Once larvae are greater than 3/4 inch long, the quantity of leaves they eat increases dramatically. During the final 2-3 days of feeding, armyworms consume 80 percent of the total foliage consumed during their entire development. For this reason, extensive feeding damage can occur in a few days. The density of armyworms sufficient to justify insecticide treatment will depend on the stage of crop growth and value of the crop. Seedling plants can tolerate fewer armyworms than established plants. Infestations of two to three armyworms per square foot may justify treatment. Hot, dry weather and natural enemies limit armyworm populations. Insect parasites such as wasps and flies, ground beetles, and other predators help suppress armyworm numbers. Diseases such as insect viruses and fungi can also be important. However, these natural enemies can be overwhelmed when large numbers of migrating moths lay thousands of eggs in a field. Armyworms often infest fields of volunteer wheat and weedy grasses in ditches and around field margins. Destruction of volunteer wheat and weedy grasses can eliminate these sources of armyworms.

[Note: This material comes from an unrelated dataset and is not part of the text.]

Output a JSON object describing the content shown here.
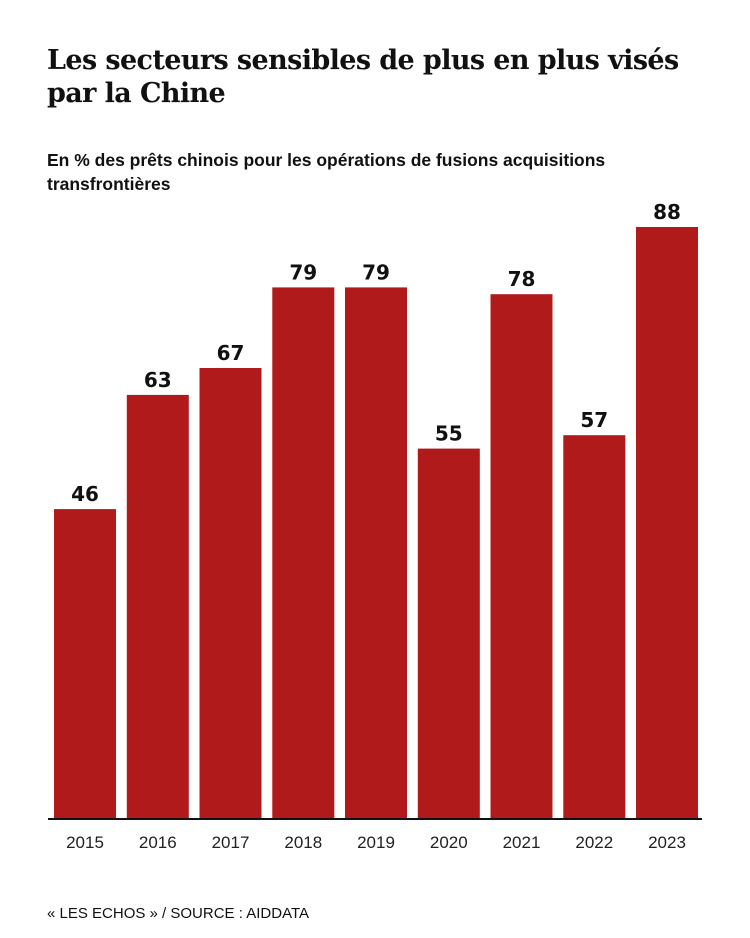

Labeled insecticides for armyworm control in pastures and hayfields are as follows: Malathion, Mustang Max, Tracer, Sevin 4F, Sevin XLR, Sevin 80S, generic carbaryl, Dimilin 2L, Intrepid 2F, Lannate, Karate and Baythroid XL.
Labeled insecticides for armyworm control in wheat and small grains include: Baythroid, carbaryl, Lannate, Lorsban, Mustang Max, methyl parathion, Proxis and Tracer. Refer to label for restrictions on grazing and harvesting treated crops. Always read and follow pesticide label directions.
The information given herein is for educational purposes only. Reference to commercial products or trade names is made with the understanding that no discrimination is intended and no endorsement by the AgriLife Extension Service or Texas Agricultural Experiment Station is implied.